Dynamex Inc., a Dallas-based provider of same-day delivery and logistics services in the United States and Canada, on Wednesday, Feb. 23, announced the completion of its acquisition by TransForce Inc. The company’s stockholders will receive $25 in cash for each share of Dynamex common stock owned by them, and the company’s common stock no longer will be listed for trading on NASDAQ.
“The completion of our deal with TransForce marks an important milestone for Dynamex,” says James Welch, president and chief executive officer. “We are excited to begin the next chapter of our corporate growth and are proud to be joining the TransForce family. TransForce recognized the value proposition we have developed over the last 20 years, and they share our vision for growth and our commitment to customer service.”

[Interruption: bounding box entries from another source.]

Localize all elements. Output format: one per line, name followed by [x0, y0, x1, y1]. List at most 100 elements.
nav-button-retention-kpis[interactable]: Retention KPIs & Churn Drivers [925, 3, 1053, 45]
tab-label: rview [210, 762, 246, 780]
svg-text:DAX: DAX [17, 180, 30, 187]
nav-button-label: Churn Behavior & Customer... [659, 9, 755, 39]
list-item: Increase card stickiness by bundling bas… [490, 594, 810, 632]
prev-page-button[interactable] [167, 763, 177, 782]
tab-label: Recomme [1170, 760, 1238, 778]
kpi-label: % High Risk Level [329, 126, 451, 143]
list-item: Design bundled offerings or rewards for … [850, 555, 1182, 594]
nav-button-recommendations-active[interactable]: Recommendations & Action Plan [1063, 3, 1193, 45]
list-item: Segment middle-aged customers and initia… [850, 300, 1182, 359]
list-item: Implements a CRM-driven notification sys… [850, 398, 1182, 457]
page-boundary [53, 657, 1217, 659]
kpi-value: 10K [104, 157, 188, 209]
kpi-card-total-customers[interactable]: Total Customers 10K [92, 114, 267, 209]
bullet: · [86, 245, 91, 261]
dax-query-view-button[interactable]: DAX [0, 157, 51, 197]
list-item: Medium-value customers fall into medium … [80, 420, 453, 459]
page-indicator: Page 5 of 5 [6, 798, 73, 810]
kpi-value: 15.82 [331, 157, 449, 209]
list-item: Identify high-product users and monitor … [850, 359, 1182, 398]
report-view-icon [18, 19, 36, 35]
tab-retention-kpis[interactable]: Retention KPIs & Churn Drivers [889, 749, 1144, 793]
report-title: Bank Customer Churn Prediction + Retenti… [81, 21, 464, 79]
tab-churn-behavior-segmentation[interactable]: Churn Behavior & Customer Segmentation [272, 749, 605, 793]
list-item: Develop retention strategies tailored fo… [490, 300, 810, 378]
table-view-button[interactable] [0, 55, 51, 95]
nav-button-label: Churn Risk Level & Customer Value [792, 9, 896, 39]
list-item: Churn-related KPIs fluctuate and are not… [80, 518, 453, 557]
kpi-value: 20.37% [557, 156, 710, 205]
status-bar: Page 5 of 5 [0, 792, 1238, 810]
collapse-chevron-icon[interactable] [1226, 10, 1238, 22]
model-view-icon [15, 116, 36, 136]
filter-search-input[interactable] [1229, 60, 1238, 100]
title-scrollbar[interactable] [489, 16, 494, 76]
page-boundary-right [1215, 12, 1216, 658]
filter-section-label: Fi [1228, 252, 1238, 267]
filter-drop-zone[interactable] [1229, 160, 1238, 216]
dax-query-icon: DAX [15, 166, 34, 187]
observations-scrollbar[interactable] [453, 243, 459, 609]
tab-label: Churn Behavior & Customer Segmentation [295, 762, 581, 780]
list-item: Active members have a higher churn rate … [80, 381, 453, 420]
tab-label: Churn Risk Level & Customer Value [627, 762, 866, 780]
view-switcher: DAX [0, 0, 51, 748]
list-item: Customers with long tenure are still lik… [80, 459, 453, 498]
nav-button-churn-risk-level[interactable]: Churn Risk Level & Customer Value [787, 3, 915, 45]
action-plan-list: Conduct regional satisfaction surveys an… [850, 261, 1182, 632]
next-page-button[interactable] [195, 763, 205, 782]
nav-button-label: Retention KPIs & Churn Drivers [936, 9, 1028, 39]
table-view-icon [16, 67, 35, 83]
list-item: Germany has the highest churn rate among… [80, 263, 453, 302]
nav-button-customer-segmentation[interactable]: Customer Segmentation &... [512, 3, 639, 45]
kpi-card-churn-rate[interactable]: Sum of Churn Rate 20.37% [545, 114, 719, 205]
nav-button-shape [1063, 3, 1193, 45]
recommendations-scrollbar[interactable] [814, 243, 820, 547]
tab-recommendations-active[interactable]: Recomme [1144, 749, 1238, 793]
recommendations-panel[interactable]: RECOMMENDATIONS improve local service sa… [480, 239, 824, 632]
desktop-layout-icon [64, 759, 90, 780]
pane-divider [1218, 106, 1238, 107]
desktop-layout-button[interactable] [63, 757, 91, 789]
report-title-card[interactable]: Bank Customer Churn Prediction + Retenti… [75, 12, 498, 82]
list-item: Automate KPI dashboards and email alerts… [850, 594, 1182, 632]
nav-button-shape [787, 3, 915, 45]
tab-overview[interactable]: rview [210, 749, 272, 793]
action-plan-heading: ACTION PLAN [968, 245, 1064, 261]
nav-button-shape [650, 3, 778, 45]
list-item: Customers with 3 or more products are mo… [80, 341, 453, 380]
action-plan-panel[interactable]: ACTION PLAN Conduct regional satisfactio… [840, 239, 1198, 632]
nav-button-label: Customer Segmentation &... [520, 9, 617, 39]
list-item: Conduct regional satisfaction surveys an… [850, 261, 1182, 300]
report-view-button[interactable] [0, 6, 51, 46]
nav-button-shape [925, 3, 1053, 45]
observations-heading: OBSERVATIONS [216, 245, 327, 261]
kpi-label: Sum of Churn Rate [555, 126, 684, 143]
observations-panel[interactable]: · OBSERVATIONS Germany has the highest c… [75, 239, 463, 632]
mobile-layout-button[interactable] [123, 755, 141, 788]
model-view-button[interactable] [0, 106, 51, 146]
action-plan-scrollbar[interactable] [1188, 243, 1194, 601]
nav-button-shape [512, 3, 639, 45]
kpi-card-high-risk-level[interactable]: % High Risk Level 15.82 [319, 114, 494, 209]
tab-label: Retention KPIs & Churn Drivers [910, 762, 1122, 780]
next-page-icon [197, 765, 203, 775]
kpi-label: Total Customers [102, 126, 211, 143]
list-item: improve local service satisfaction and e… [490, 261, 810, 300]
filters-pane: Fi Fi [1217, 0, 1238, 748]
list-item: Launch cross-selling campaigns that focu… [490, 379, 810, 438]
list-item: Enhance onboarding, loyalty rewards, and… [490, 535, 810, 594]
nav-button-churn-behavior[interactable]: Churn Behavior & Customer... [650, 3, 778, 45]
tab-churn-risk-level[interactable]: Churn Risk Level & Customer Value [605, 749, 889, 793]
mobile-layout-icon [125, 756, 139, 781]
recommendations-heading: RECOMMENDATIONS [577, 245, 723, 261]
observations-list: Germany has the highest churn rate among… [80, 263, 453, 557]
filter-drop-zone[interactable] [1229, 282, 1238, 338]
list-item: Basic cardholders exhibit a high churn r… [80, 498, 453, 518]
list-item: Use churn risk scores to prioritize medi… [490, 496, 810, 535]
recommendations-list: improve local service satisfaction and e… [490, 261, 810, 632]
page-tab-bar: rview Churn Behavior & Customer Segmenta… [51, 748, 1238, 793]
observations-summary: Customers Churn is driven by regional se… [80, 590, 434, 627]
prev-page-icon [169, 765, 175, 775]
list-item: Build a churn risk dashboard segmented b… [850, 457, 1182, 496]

Dynamex on Feb. 18 announced that its stockholders had approved the merger agreement to provide for the company’s acquisition by TransForce. Dynamex on Dec. 14 terminated a merger agreement previously entered into with an affiliate of Greenbriar Equity Group and entered into the merger agreement with TransForce.
Welch says the transaction is “a strong endorsement of our business model and provides significant new growth opportunities for both companies. Dynamex will benefit from the experience, geographic reach and synergies provided by TransForce.”
Alain Bédard – TransForce chairman, president and CEO – says Dynamex adds a respected brand to the company’s package and courier capability. “Its same-day delivery enhances service to existing customers, while the combination of TransForce and Dynamex constitutes a powerful offering to potential new clients,” Bédard says. “Importantly, incorporating Dynamex’s services will open doors for TransForce in the U.S. market. We are confident that the combination of TransForce and Dynamex will yield attractive synergies with our existing divisions.”